Pathol Biol (Paris). 1987 Jun;35(5 Pt 2):735-8.
We have studied the chrononephrotoxicity of amikacin during and after a prolonged treatment in rats. Animals received by intramuscular route a daily dose of 400 mg/kg during 7 days at four different times (08:00, 14:00, 20:00 or 02:00).

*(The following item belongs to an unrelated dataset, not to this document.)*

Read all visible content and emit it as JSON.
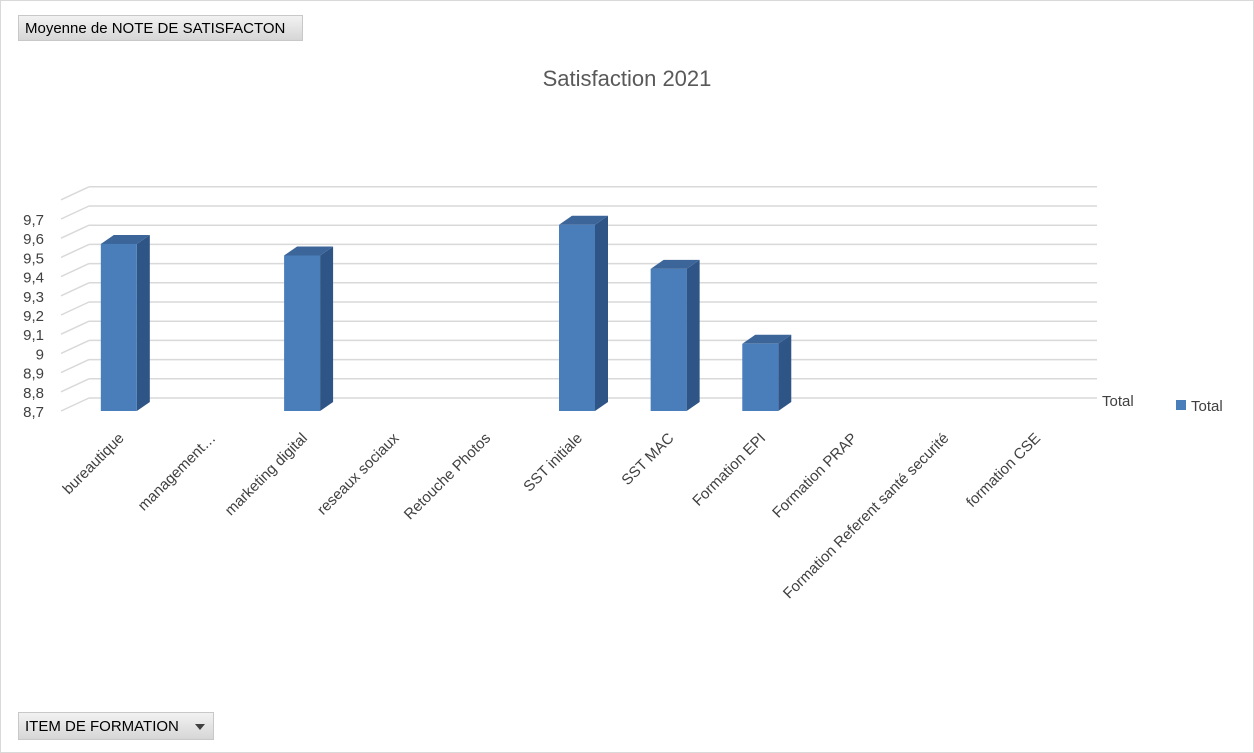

Large time-dependent variations in renal injury had been evidenced by several parameters and particularly by enzymuria. This injury is maximal when administration is made at 14:00. These data confirmed results obtained in previous investigations. The knowledge of chrononephrotoxicity could permit an optimization of drugs in clinics.
我们研究了阿米卡星在大鼠长期治疗期间及之后的时辰性肾毒性。动物在四个不同时间点(08:00、14:00、20:00或02:00)连续7天通过肌肉注射途径接受每日400mg/kg的剂量。几个参数,特别是酶尿,已证明肾损伤存在很大的时间依赖性变化。当在14:00给药时,这种损伤最大。这些数据证实了先前研究中获得的结果。时辰性肾毒性的知识可能有助于临床药物的优化。